Where Do We Go From Here?
A2A is an emerging open standard, and the ecosystem around it is still developing. The demo showcases the core concepts effectively, but there’s naturally more depth to explore.
Dive Deeper into the Code: Now that you’ve seen it run, I encourage you to explore the A2A GitHub repository further. Check out:
- specification/json/a2a.json: The formal source of truth for the protocol structure.
- samples/python/common: The reusable Python client/server libraries and type definitions (using Pydantic).
- The specific agent adapters (e.g., samples/python/agents/langgraph/task_manager.py) to see how they bridge the framework logic to A2A.
Experiment More: Try modifying the agents or the host logic.
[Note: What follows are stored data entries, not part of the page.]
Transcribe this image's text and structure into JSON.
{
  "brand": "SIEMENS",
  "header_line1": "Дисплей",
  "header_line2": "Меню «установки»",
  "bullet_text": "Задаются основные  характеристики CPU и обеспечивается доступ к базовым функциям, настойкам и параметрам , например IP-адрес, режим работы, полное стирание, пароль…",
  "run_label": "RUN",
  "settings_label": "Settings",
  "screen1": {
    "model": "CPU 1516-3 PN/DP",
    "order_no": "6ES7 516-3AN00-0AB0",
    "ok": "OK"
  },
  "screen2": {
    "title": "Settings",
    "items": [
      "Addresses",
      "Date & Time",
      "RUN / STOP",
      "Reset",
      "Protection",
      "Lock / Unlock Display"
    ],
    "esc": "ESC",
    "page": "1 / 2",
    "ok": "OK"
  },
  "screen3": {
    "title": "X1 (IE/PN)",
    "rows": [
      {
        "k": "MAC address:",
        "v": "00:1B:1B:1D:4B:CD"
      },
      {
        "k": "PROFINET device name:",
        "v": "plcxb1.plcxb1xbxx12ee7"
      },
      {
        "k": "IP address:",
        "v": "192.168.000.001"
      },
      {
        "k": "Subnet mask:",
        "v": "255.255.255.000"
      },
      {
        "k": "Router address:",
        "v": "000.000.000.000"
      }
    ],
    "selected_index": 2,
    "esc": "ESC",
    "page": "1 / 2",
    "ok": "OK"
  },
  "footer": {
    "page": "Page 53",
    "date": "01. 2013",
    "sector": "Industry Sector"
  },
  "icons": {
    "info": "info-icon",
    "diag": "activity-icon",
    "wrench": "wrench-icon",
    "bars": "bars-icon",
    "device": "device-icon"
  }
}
Can you add another agent? Can you create a more complex workflow in the host agent?
Consider Your Projects: Think about where a standard like A2A could simplify communication between different AI components you’re building or planning to build.
Engage with the Community: The project has GitHub Discussions and Issues for feedback and questions.
While A2A isn’t a silver bullet for all multi-agent challenges, it represents a significant step towards a more open and interoperable ecosystem. By providing a common language, it allows us, as developers, to focus more on building intelligent, specialized agents and less on the plumbing needed to connect them. The journey is just beginning, but this hands-on demo shows the foundation is solid and the potential is definitely exciting.